- Kulubi Location within Ethiopia
- Coordinates: 9°24′54.7″N 41°41′5.55″E﻿ / ﻿9.415194°N 41.6848750°E
- Country: Ethiopia
- Region: Oromia
- Zone: East Hararghe
- Woreda: Meta
- Climate: Cwb

= Kulubi =

Town Oromia Region, Ethiopia

Kulubi is a town located in the East Hararghe Zone of the Oromia Region, Ethiopia lying south of Dire Dawa, this town has a latitude and longitude of with an elevation of 2130 meters above sea level.

Based on figures published by the Central Statistical Agency in 2005, Kulubi has an estimated total population of 4,478 of whom 2,318 are males and 2,160 are females. The 1994 national census reported this town had a total population of 2,501 of whom 1,257 were males and 1,244 were females. It is one of two towns in Meta Aanaa.

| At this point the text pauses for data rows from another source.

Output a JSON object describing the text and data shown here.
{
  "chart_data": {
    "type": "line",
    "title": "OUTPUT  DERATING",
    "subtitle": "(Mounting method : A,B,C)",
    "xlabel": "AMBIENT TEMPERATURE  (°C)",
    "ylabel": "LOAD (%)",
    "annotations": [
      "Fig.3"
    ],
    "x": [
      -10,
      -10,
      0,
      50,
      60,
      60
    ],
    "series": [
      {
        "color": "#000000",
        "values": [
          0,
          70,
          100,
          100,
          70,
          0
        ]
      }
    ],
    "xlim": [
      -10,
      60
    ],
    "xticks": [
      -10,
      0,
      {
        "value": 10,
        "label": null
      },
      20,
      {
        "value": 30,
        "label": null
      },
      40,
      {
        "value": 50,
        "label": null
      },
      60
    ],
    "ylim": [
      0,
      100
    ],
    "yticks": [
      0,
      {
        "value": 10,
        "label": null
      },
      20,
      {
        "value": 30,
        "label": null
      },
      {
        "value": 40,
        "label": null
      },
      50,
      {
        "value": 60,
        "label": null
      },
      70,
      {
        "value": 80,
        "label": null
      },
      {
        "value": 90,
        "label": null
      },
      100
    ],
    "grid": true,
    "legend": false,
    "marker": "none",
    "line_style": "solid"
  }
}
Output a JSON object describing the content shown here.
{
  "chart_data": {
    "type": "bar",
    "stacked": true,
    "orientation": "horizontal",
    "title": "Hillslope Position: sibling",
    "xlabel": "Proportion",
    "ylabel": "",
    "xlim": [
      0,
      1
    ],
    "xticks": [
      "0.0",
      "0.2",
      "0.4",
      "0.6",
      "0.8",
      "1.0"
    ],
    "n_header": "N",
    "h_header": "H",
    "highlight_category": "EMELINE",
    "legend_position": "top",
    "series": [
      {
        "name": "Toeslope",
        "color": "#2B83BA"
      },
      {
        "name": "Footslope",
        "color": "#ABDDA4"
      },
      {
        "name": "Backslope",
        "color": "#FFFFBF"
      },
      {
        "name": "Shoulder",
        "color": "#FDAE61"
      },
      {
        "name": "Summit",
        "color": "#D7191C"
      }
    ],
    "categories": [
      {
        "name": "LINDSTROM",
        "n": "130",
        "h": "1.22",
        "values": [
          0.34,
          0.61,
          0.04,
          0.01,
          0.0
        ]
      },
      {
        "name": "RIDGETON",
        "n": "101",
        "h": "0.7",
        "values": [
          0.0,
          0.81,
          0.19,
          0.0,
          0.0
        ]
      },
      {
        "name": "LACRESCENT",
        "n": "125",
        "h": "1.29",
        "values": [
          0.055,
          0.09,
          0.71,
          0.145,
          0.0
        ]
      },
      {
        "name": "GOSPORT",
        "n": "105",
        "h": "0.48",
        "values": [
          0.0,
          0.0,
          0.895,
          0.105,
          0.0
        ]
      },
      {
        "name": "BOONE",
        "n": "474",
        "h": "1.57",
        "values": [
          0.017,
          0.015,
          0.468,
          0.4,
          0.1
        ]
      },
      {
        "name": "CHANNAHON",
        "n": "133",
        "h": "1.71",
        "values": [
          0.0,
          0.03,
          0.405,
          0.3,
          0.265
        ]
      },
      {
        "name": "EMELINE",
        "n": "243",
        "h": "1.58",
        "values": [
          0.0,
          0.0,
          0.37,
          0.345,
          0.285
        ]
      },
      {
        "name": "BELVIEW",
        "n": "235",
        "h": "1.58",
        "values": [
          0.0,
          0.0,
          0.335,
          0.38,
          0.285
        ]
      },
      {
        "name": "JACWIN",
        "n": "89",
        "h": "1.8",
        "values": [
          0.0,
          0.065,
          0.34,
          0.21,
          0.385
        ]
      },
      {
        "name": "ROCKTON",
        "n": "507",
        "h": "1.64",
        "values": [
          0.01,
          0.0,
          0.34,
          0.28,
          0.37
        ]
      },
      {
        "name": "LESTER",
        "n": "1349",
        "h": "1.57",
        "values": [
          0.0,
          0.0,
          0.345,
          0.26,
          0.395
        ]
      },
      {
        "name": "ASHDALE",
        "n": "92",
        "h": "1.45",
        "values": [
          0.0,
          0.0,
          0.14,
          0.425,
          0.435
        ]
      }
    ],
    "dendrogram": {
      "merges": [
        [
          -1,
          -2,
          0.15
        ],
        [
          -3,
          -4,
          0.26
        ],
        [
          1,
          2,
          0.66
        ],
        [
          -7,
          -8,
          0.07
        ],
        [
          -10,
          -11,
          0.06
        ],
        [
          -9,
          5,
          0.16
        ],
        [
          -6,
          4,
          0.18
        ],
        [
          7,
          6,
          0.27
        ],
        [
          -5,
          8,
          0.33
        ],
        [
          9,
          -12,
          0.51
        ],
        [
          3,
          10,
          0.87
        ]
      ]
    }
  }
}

Kulubi is known for its large church, dedicated to St. Gabriel, which was built to commemorate the victory of Menelik II warriors over Muslim mosques (i.e. Jibril Mosque that was buried three kilometers from the Church). The site serves massive twice-yearly pilgrimages (on 26 July and 28 December) attended by tens of thousands of Orthodox pilgrims. The present church was erected in 1962 by Emperor Haile Selassie, replacing one his father, Ras Makonnen, had erected to celebrate the Ethiopian victory in the Battle of Adwa. Nega Mezlekia, in his Notes from the Hyena's Belly, describes the discussion inhabitants held over dedicating a church to St. Gabriel when "there were already two churches within twenty kilometers dedicated to the same saint. ... and that prayers and pleas directed to one saint, at the same hour and from two separate locations, had ended in disaster, for the requests of the two parishes were too often mutually exclusive."